De volta ao quarto do hotel, Jon ainda estava sentado na cama, se acariciando em direção a um segundo orgasmo. Normalmente ele levaria pelo menos vinte minutos para estar pronto para mais depois de gozar, mas ele estava tão excitado que conseguiu voltar a se masturbar imediatamente. Ele não conseguia parar as imagens de antes de passarem por sua mente. A mulher que se parecia exatamente com Emma curvada sobre uma mesa, seu rosto em êxtase enquanto seu sósia a fodendo por trás. O pai e a filha fazendo sexo apaixonado no sofá, a filha gemendo enquanto o pai enfiava e tirava o pau dela, arrulhando sobre como o pau do pai era tão bom dentro dela.
Sua mão continuou se movendo em seu pau enquanto ele pensava na própria filha. Como ela o tinha montado, esfregando-se para cima e para baixo em sua ereção. Como ele tinha sido capaz de sentir o calor de sua virilha através das roupas íntimas, apenas finas camadas de algodão separando seus órgãos genitais. Como ela estava tão molhada que tinha encharcado a calcinha, como ela tinha soltado pequenos gemidos de prazer enquanto ele a segurava e ela se esfregava contra ele. Ele pensou nela nua, lembrando-se dela no sofá ao lado dele, suas pernas bem abertas enquanto se masturbava. Seus mamilos eretos em seus seios perfeitos, apontando para o teto enquanto ela arqueava as costas em prazer.
Ele sentiu seu segundo orgasmo se aproximando enquanto pensava em Emma tendo um orgasmo, o olhar em seu rosto quando ela encontrou seu olhar fixo, seus gemidos altos de prazer abafando os sons da tela da TV. Ele estava tão excitado pensando nela, em como ela tinha se masturbado na frente dele. Ele a queria. Ele a queria de maneiras que um pai nunca deveria pensar sobre sua filha. Se ela fosse apenas uma outra adolescente, se ele não fosse seu pai, ele a teria trazido de volta para o quarto do hotel e eles estariam fodendo agora mesmo.
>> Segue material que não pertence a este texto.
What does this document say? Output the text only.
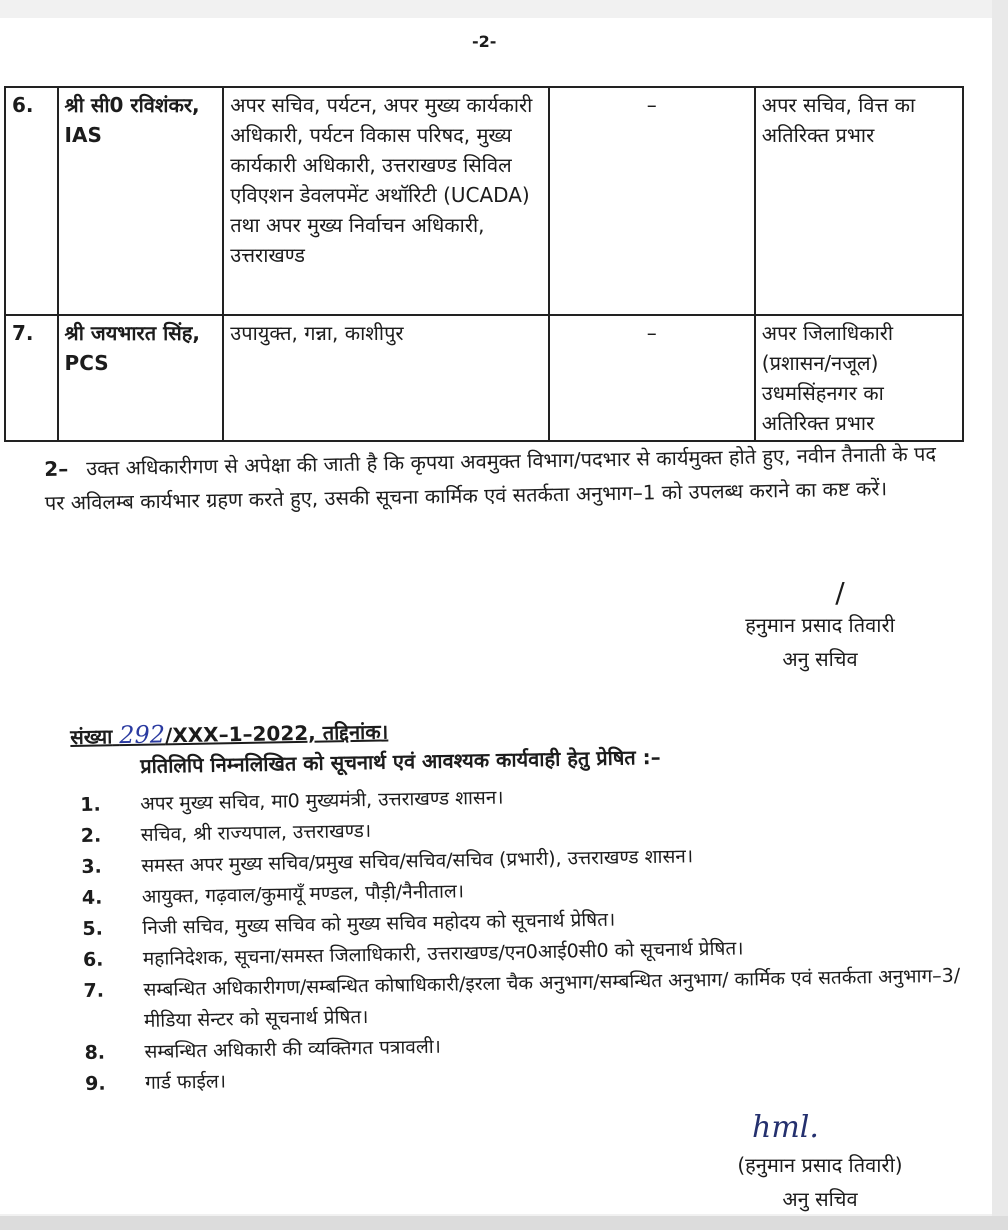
-2-
6.	श्री सी0 रविशंकर, IAS	अपर सचिव, पर्यटन, अपर मुख्य कार्यकारी अधिकारी, पर्यटन विकास परिषद, मुख्य कार्यकारी अधिकारी, उत्तराखण्ड सिविल एविएशन डेवलपमेंट अथॉरिटी (UCADA) तथा अपर मुख्य निर्वाचन अधिकारी, उत्तराखण्ड	–	अपर सचिव, वित्त का अतिरिक्त प्रभार
7.	श्री जयभारत सिंह, PCS	उपायुक्त, गन्ना, काशीपुर	–	अपर जिलाधिकारी (प्रशासन/नजूल) उधमसिंहनगर का अतिरिक्त प्रभार
2– उक्त अधिकारीगण से अपेक्षा की जाती है कि कृपया अवमुक्त विभाग/पदभार से कार्यमुक्त होते हुए, नवीन तैनाती के पद पर अविलम्ब कार्यभार ग्रहण करते हुए, उसकी सूचना कार्मिक एवं सतर्कता अनुभाग–1 को उपलब्ध कराने का कष्ट करें।
/
हनुमान प्रसाद तिवारी
अनु सचिव
संख्या 292/XXX–1–2022, तद्दिनांक।
प्रतिलिपि निम्नलिखित को सूचनार्थ एवं आवश्यक कार्यवाही हेतु प्रेषित :–
1.	अपर मुख्य सचिव, मा0 मुख्यमंत्री, उत्तराखण्ड शासन।
2.	सचिव, श्री राज्यपाल, उत्तराखण्ड।
3.	समस्त अपर मुख्य सचिव/प्रमुख सचिव/सचिव/सचिव (प्रभारी), उत्तराखण्ड शासन।
4.	आयुक्त, गढ़वाल/कुमायूँ मण्डल, पौड़ी/नैनीताल।
5.	निजी सचिव, मुख्य सचिव को मुख्य सचिव महोदय को सूचनार्थ प्रेषित।
6.	महानिदेशक, सूचना/समस्त जिलाधिकारी, उत्तराखण्ड/एन0आई0सी0 को सूचनार्थ प्रेषित।
7.	सम्बन्धित अधिकारीगण/सम्बन्धित कोषाधिकारी/इरला चैक अनुभाग/सम्बन्धित अनुभाग/ कार्मिक एवं सतर्कता अनुभाग–3/मीडिया सेन्टर को सूचनार्थ प्रेषित।
8.	सम्बन्धित अधिकारी की व्यक्तिगत पत्रावली।
9.	गार्ड फाईल।
hml.
(हनुमान प्रसाद तिवारी)
अनु सचिव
Ele estaria entre suas pernas abertas enquanto ela se deitava na cama. Ele estaria dentro dela, fazendo-a gemer e suspirar até o clímax. Ele a faria gritar de prazer no travesseiro enquanto a fodia por trás.
Grossos jatos brancos de porra jorraram do pau de Jon pela segunda vez em quinze minutos. Ele exalou profundamente com o alívio de ter liberado mais de sua frustração sexual daquela manhã. Ele se limpou e olhou para o relógio, percebendo que precisava ir. Enquanto sua mente clareava após o orgasmo, ele pensou no que tinha acabado de fazer, nas imagens mentais para as quais tinha acabado de se masturbar. Ele se repreendeu. Ele não podia pensar esse tipo de coisa com Emma. Ele era seu pai, estava prestes a encontrá-la e almoçar com ela, passar o dia com ela. Ele tinha que parar com esses pensamentos, voltar a pensar nela como pensava dois dias atrás.
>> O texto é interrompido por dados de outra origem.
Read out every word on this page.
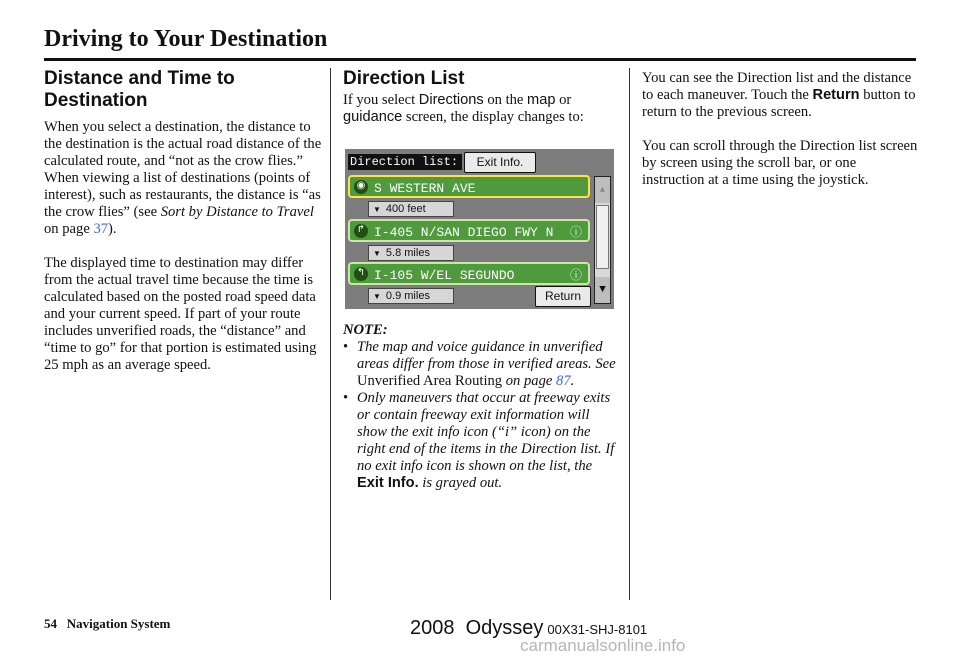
Driving to Your Destination
Distance and Time to Destination

When you select a destination, the distance to the destination is the actual road distance of the calculated route, and “not as the crow flies.” When viewing a list of destinations (points of interest), such as restaurants, the distance is “as the crow flies” (see Sort by Distance to Travel on page 37).

The displayed time to destination may differ from the actual travel time because the time is calculated based on the posted road speed data and your current speed. If part of your route includes unverified roads, the “distance” and “time to go” for that portion is estimated using 25 mph as an average speed.

Direction List

If you select Directions on the map or guidance screen, the display changes to:

Direction list:	Exit Info.
◉ S WESTERN AVE
▼ 400 feet
↱ I-405 N/SAN DIEGO FWY N ⓘ
▼ 5.8 miles
↰ I-105 W/EL SEGUNDO	ⓘ
▼ 0.9 miles
▲
▼
Return

NOTE:

• The map and voice guidance in unverified areas differ from those in verified areas. See Unverified Area Routing on page 87.

• Only maneuvers that occur at freeway exits or contain freeway exit information will show the exit info icon (“i” icon) on the right end of the items in the Direction list. If no exit info icon is shown on the list, the Exit Info. is grayed out.

You can see the Direction list and the distance to each maneuver. Touch the Return button to return to the previous screen.

You can scroll through the Direction list screen by screen using the scroll bar, or one instruction at a time using the joystick.

54 Navigation System	2008  Odyssey 00X31-SHJ-8101
carmanualsonline.info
Ele precisava reprimir sua nova luxúria por ela, o desejo de transar com ela que ele nem queria admitir que sentia. Caso contrário, corria o risco de deixá-los seguir por um caminho do qual não teriam como voltar atrás. Ele tinha que garantir que não fossem à última sessão no dia seguinte; as coisas já tinham escalado o suficiente, e ele sabia que, se fossem à próxima, se Emma continuasse provocando, eles fariam coisas que pai e filha nenhum jamais deveriam fazer. Mas o pior para Jon era que ele estava começando a perceber que, no fundo, era exatamente isso que ele queria que acontecesse.
Ele puxou suas jeans para cima enquanto se preparava para sair e encontrar Emma no café. Apesar de ter acabado de ter dois orgasmos, já sentia a tesão, a vontade de gozar mais uma vez, crescendo novamente dentro dele. Ele suspirou enquanto vestia o casaco. O resto do dia seria difícil.